We camped at Buccaneer state park. Named after Jean Lafitte, he hung out here too. Right on the beach. There are still leaves on the trees, or maybe they don’t fall off all of the ones here. Lots of live oak and pine trees. 70’s sunny. We went to the Stennis Space center in the am, beach in the pm
Bus at Buccaneer state park. The rocket testing stands. The put the engines in these stands, pump fuel into them and set them off. They had photos of it, huge plumes of smoke and fire out the bottoms. They have a 120 acre buffer zone around the facility, so the noise won’t freak people out. The big F1 engines, they tested all five at once-that is how many were on the Saturn V rockets that were used for the Apollo program and you could not get closer than 2 miles or you would be deafened.

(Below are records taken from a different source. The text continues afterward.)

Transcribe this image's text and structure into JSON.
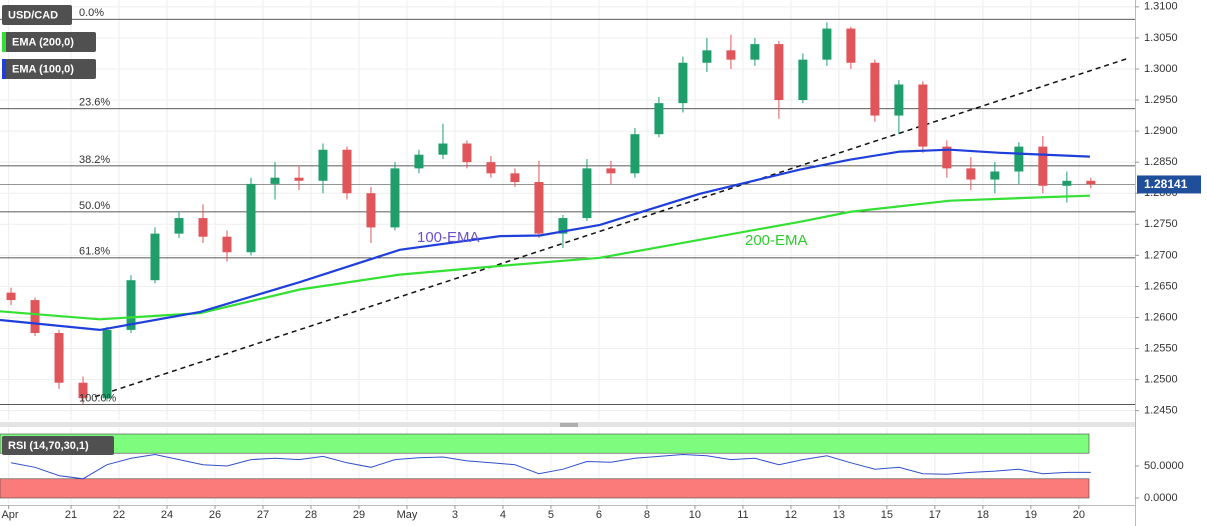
{
  "chart_data": [
    {
      "type": "candlestick",
      "title": "USD/CAD",
      "x": [
        -0.25,
        0.25,
        0.75,
        1.25,
        1.75,
        2.25,
        2.75,
        3.25,
        3.75,
        4.25,
        4.75,
        5.25,
        5.75,
        6.25,
        6.75,
        7.25,
        7.75,
        8.25,
        8.75,
        9.25,
        9.75,
        10.25,
        10.75,
        11.25,
        11.75,
        12.25,
        12.75,
        13.25,
        13.75,
        14.25,
        14.75,
        15.25,
        15.75,
        16.25,
        16.75,
        17.25,
        17.75,
        18.25,
        18.75,
        19.25,
        19.75,
        20.25,
        20.75,
        21.25,
        21.75,
        22.25
      ],
      "open": [
        1.264,
        1.2628,
        1.2575,
        1.2495,
        1.247,
        1.258,
        1.266,
        1.2735,
        1.276,
        1.273,
        1.2705,
        1.2815,
        1.2825,
        1.282,
        1.287,
        1.28,
        1.2745,
        1.284,
        1.2862,
        1.288,
        1.285,
        1.2832,
        1.2818,
        1.2735,
        1.276,
        1.284,
        1.2832,
        1.2895,
        1.2945,
        1.301,
        1.303,
        1.3015,
        1.304,
        1.295,
        1.3015,
        1.3065,
        1.301,
        1.2925,
        1.2975,
        1.2875,
        1.284,
        1.2822,
        1.2835,
        1.2875,
        1.2812,
        1.282
      ],
      "high": [
        1.2648,
        1.2632,
        1.258,
        1.2505,
        1.2585,
        1.2668,
        1.2745,
        1.277,
        1.2782,
        1.274,
        1.2825,
        1.285,
        1.2845,
        1.288,
        1.2875,
        1.281,
        1.285,
        1.287,
        1.2912,
        1.2885,
        1.286,
        1.284,
        1.2852,
        1.2765,
        1.2855,
        1.2852,
        1.2905,
        1.2955,
        1.302,
        1.305,
        1.3055,
        1.305,
        1.3045,
        1.3025,
        1.3075,
        1.3068,
        1.3015,
        1.2982,
        1.298,
        1.2885,
        1.2858,
        1.285,
        1.2882,
        1.2892,
        1.2835,
        1.2825
      ],
      "low": [
        1.262,
        1.257,
        1.2485,
        1.246,
        1.2465,
        1.2575,
        1.2655,
        1.2728,
        1.272,
        1.269,
        1.27,
        1.279,
        1.2805,
        1.28,
        1.279,
        1.272,
        1.274,
        1.2832,
        1.2855,
        1.284,
        1.2825,
        1.281,
        1.2728,
        1.2712,
        1.2755,
        1.2815,
        1.2825,
        1.289,
        1.293,
        1.2995,
        1.3,
        1.3005,
        1.292,
        1.2945,
        1.3005,
        1.3,
        1.2915,
        1.2895,
        1.2865,
        1.2825,
        1.2805,
        1.28,
        1.2815,
        1.28,
        1.2785,
        1.2808
      ],
      "close": [
        1.2628,
        1.2575,
        1.2495,
        1.247,
        1.258,
        1.266,
        1.2735,
        1.276,
        1.273,
        1.2705,
        1.2815,
        1.2825,
        1.282,
        1.287,
        1.28,
        1.2745,
        1.284,
        1.2862,
        1.288,
        1.285,
        1.2832,
        1.2818,
        1.2735,
        1.276,
        1.284,
        1.2832,
        1.2895,
        1.2945,
        1.301,
        1.303,
        1.3015,
        1.304,
        1.295,
        1.3015,
        1.3065,
        1.301,
        1.2925,
        1.2975,
        1.2875,
        1.284,
        1.2822,
        1.2835,
        1.2875,
        1.2812,
        1.282,
        1.28141
      ],
      "up_color": "#1f9e6c",
      "down_color": "#e0555a",
      "xlim": [
        -0.48,
        23.17
      ],
      "xticks": [
        {
          "value": -0.3,
          "label": "Apr"
        },
        {
          "value": 1,
          "label": "21"
        },
        {
          "value": 2,
          "label": "22"
        },
        {
          "value": 3,
          "label": "24"
        },
        {
          "value": 4,
          "label": "26"
        },
        {
          "value": 5,
          "label": "27"
        },
        {
          "value": 6,
          "label": "28"
        },
        {
          "value": 7,
          "label": "29"
        },
        {
          "value": 8,
          "label": "May"
        },
        {
          "value": 9,
          "label": "3"
        },
        {
          "value": 10,
          "label": "4"
        },
        {
          "value": 11,
          "label": "5"
        },
        {
          "value": 12,
          "label": "6"
        },
        {
          "value": 13,
          "label": "8"
        },
        {
          "value": 14,
          "label": "10"
        },
        {
          "value": 15,
          "label": "11"
        },
        {
          "value": 16,
          "label": "12"
        },
        {
          "value": 17,
          "label": "13"
        },
        {
          "value": 18,
          "label": "15"
        },
        {
          "value": 19,
          "label": "17"
        },
        {
          "value": 20,
          "label": "18"
        },
        {
          "value": 21,
          "label": "19"
        },
        {
          "value": 22,
          "label": "20"
        }
      ],
      "ylim": [
        1.2435,
        1.3111
      ],
      "yticks": [
        {
          "value": 1.245,
          "label": "1.2450"
        },
        {
          "value": 1.25,
          "label": "1.2500"
        },
        {
          "value": 1.255,
          "label": "1.2550"
        },
        {
          "value": 1.26,
          "label": "1.2600"
        },
        {
          "value": 1.265,
          "label": "1.2650"
        },
        {
          "value": 1.27,
          "label": "1.2700"
        },
        {
          "value": 1.275,
          "label": "1.2750"
        },
        {
          "value": 1.28,
          "label": "1.2800"
        },
        {
          "value": 1.285,
          "label": "1.2850"
        },
        {
          "value": 1.29,
          "label": "1.2900"
        },
        {
          "value": 1.295,
          "label": "1.2950"
        },
        {
          "value": 1.3,
          "label": "1.3000"
        },
        {
          "value": 1.305,
          "label": "1.3050"
        },
        {
          "value": 1.31,
          "label": "1.3100"
        }
      ],
      "grid": true,
      "last_price": 1.28141,
      "last_price_color": "#1f4e9a",
      "overlays": [
        {
          "name": "EMA (200,0)",
          "color": "#33e033",
          "annotation": "200-EMA",
          "annotation_color": "#2ecc2e",
          "x": [
            -0.48,
            1.6,
            3.69,
            5.77,
            7.85,
            9.94,
            12.02,
            14.1,
            16.19,
            17.23,
            19.31,
            21.4,
            22.23
          ],
          "values": [
            1.261,
            1.2597,
            1.2607,
            1.2645,
            1.2669,
            1.2683,
            1.2696,
            1.2725,
            1.2754,
            1.277,
            1.2788,
            1.2794,
            1.2796
          ]
        },
        {
          "name": "EMA (100,0)",
          "color": "#1f3fdb",
          "annotation": "100-EMA",
          "annotation_color": "#6a52c8",
          "x": [
            -0.48,
            1.6,
            3.69,
            5.77,
            7.85,
            9.94,
            10.77,
            12.02,
            14.1,
            16.19,
            17.23,
            18.27,
            19.31,
            20.35,
            22.23
          ],
          "values": [
            1.2596,
            1.258,
            1.2609,
            1.2657,
            1.2709,
            1.2731,
            1.2732,
            1.2749,
            1.2799,
            1.2838,
            1.2854,
            1.2867,
            1.287,
            1.2865,
            1.2859
          ]
        }
      ],
      "fib": {
        "labels": [
          "0.0%",
          "23.6%",
          "38.2%",
          "50.0%",
          "61.8%",
          "100.0%"
        ],
        "values": [
          1.308,
          1.2936,
          1.2844,
          1.277,
          1.2696,
          1.246
        ]
      },
      "trendline": {
        "x": [
          1.5,
          23.06
        ],
        "values": [
          1.24725,
          1.3018
        ]
      }
    },
    {
      "type": "line",
      "title": "RSI (14,70,30,1)",
      "color": "#3050c8",
      "x": [
        -0.25,
        0.25,
        0.75,
        1.25,
        1.75,
        2.25,
        2.75,
        3.25,
        3.75,
        4.25,
        4.75,
        5.25,
        5.75,
        6.25,
        6.75,
        7.25,
        7.75,
        8.25,
        8.75,
        9.25,
        9.75,
        10.25,
        10.75,
        11.25,
        11.75,
        12.25,
        12.75,
        13.25,
        13.75,
        14.25,
        14.75,
        15.25,
        15.75,
        16.25,
        16.75,
        17.25,
        17.75,
        18.25,
        18.75,
        19.25,
        19.75,
        20.25,
        20.75,
        21.25,
        21.75,
        22.25
      ],
      "values": [
        55,
        48,
        35,
        30,
        52,
        62,
        68,
        60,
        52,
        50,
        60,
        62,
        60,
        65,
        55,
        48,
        60,
        63,
        64,
        58,
        55,
        52,
        38,
        45,
        57,
        56,
        62,
        65,
        68,
        66,
        60,
        62,
        52,
        60,
        66,
        55,
        45,
        48,
        38,
        37,
        40,
        42,
        45,
        38,
        40,
        40
      ],
      "ylim": [
        -9.4,
        109.4
      ],
      "yticks": [
        {
          "value": 0,
          "label": "0.0000"
        },
        {
          "value": 50,
          "label": "50.0000"
        }
      ],
      "bands": [
        {
          "range": [
            70,
            100
          ],
          "color": "#7dfc7d"
        },
        {
          "range": [
            0,
            30
          ],
          "color": "#fb7b7b"
        }
      ]
    }
  ]
}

After that they only test one at a time, and you can get within 1/4 mile of them.
The Stennis space museum. With a model of the space shuttle in front, and a mosaic from inside the museum.
Part of the museum. You can go into the cockpit of the model space shuttle and try to land it. John crashed it twice.
A model of the bathroom on the space station. It is basically a big vacuum, since there is no gravity there. You have to put the black bar over your thigh so you don’t float away. John with the H1 rocket engine, they used 8 of those on the booster phase of the Saturn V rockets.
Scenic byway to space, and a pier on the beach
BEACH. Sugar white sand. The water is kind of brown from the silt from the Mississippi river, the second photo is stilts that houses were blown off of during Katrina. Looks like most of the houses stilts even washed away. The storm surge was 20-25 feet here. Most of this part of the coast was wiped away. They just finished-6 years later, rebuilding the highway and some new houses are going up, all on stilts.
The train bridge on Bay St Louis. To the east and from the balcony over Beach Street in Bay St Louis were we had dinner. Bay St Louis was more protected and not everything was washed away, but there was lots of damage. They are just getting the seawall and road rebuilt there now.
The bayou by the park. Egrets, hooded mergansers, and the campground is at the end of the water, you can see a RV
Wild flowers are starting to bloom
The waterslide lost the bottom half when it was hit with the storm surge wave. They had to rebuild the whole state park from scratch. Here is a church, the original foundation is still there and the new church is built behind it, up on stilts.
Of course the gulf shore is the low point of Mississippi. So John went out at low tide and bagged his low point. I was doing laundry and sitting in my lawn chair in the sun, John could not wait for the laundry, so he did not get me to take a photo of him at the low point. Later I rode my bike out there.